Location, management and investors:
- The vast majority of investors in crypto hedge funds are either high-net worth individuals (54%) or family offices (30%)
- Funds tend to be domiciled in the same jurisdictions as traditional hedge funds, with the top three being the Cayman Islands (34%), the United States (33%) and Gibraltar (9%)
The most common location for managers is the United States (43%), followed by the United Kingdom (19%) and Hong Kong (11%).
Traditional hedge funds
Investments in Crypto:
- Around a fifth of traditional hedge funds surveyed representing $180 billion in AuM are currently investing in digital assets (21%); the average percentage of their total hedge fund AUM invested in digital assets is 3%
- 86% currently investing in digital assets intend to deploy more capital into the asset class by the end of 2021
- Around a quarter who are not yet investing in digital assets confirmed that they are in late-stage planning to invest this year or looking to invest (26%).
Barriers to Investments:
- Regulatory uncertainty is by far the greatest barrier to investing (82%). Even those who do invest in digital assets cite it as a major challenge (50%). The lack of infrastructure or service provider availability also remains a barrier with custody being the area most in need for improvement.

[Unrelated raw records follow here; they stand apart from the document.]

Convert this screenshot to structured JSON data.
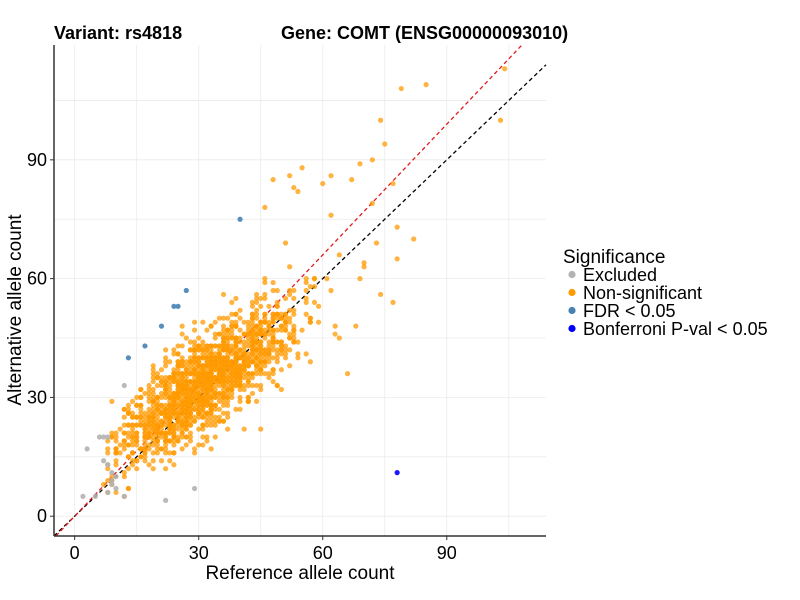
{
  "chart_data": {
    "type": "scatter",
    "title_left": "Variant: rs4818",
    "title_right": "Gene: COMT (ENSG00000093010)",
    "xlabel": "Reference allele count",
    "ylabel": "Alternative allele count",
    "xlim": [
      -5,
      114
    ],
    "ylim": [
      -5,
      119
    ],
    "xticks": [
      0,
      30,
      60,
      90
    ],
    "yticks": [
      0,
      30,
      60,
      90
    ],
    "grid": true,
    "reference_lines": [
      {
        "name": "identity",
        "color": "#000000",
        "style": "dashed",
        "slope": 1.0,
        "intercept": 0
      },
      {
        "name": "fit",
        "color": "#e31a1c",
        "style": "dashed",
        "slope": 1.1,
        "intercept": 0
      }
    ],
    "legend": {
      "title": "Significance",
      "position": "right",
      "entries": [
        {
          "label": "Excluded",
          "color": "#b3b3b3"
        },
        {
          "label": "Non-significant",
          "color": "#ff9900"
        },
        {
          "label": "FDR < 0.05",
          "color": "#4682b4"
        },
        {
          "label": "Bonferroni P-val < 0.05",
          "color": "#0000ff"
        }
      ]
    },
    "series": [
      {
        "name": "Non-significant",
        "color": "#ff9900",
        "cloud": {
          "count": 1600,
          "seed": 4818,
          "mean_x": 32,
          "mean_y": 34,
          "sd_x": 11,
          "sd_y": 10,
          "correlation": 0.8,
          "x_min": 8,
          "y_min": 6
        },
        "points": [
          [
            104,
            113
          ],
          [
            85,
            109
          ],
          [
            79,
            108
          ],
          [
            103,
            100
          ],
          [
            74,
            100
          ],
          [
            75,
            94
          ],
          [
            55,
            88
          ],
          [
            69,
            89
          ],
          [
            72,
            90
          ],
          [
            52,
            86
          ],
          [
            62,
            86
          ],
          [
            48,
            85
          ],
          [
            67,
            85
          ],
          [
            60,
            84
          ],
          [
            77,
            84
          ],
          [
            53,
            83
          ],
          [
            54,
            82
          ],
          [
            72,
            79
          ],
          [
            46,
            78
          ],
          [
            62,
            76
          ],
          [
            78,
            73
          ],
          [
            82,
            70
          ],
          [
            73,
            69
          ],
          [
            78,
            65
          ],
          [
            70,
            64
          ],
          [
            69,
            60
          ],
          [
            77,
            54
          ],
          [
            68,
            48
          ],
          [
            66,
            36
          ],
          [
            45,
            22
          ],
          [
            7,
            8
          ],
          [
            9,
            9
          ],
          [
            10,
            6
          ],
          [
            12,
            5
          ]
        ]
      },
      {
        "name": "Excluded",
        "color": "#b3b3b3",
        "points": [
          [
            2,
            5
          ],
          [
            3,
            17
          ],
          [
            5,
            5
          ],
          [
            6,
            20
          ],
          [
            7,
            20
          ],
          [
            7,
            14
          ],
          [
            8,
            20
          ],
          [
            8,
            13
          ],
          [
            9,
            11
          ],
          [
            9,
            9
          ],
          [
            9,
            8
          ],
          [
            10,
            10
          ],
          [
            10,
            7
          ],
          [
            12,
            5
          ],
          [
            12,
            33
          ],
          [
            22,
            4
          ],
          [
            29,
            7
          ],
          [
            8,
            6
          ]
        ]
      },
      {
        "name": "FDR < 0.05",
        "color": "#4682b4",
        "points": [
          [
            40,
            75
          ],
          [
            27,
            57
          ],
          [
            25,
            53
          ],
          [
            24,
            53
          ],
          [
            21,
            48
          ],
          [
            17,
            43
          ],
          [
            13,
            40
          ]
        ]
      },
      {
        "name": "Bonferroni P-val < 0.05",
        "color": "#0000ff",
        "points": [
          [
            78,
            11
          ]
        ]
      }
    ]
  }
}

- In terms of other reasons to not invest, client reaction/reputational risk is high (77%) as well as digital assets being outside the scope of current investment mandates (68%). Almost two thirds of traditional hedge funds said that they don’t have enough knowledge of digital assets (64%), suggesting the need for more education
- Around two thirds said that if the main barriers were to be removed they would either actively accelerate investment in digital assets or potentially change their approach and become more involved (64%).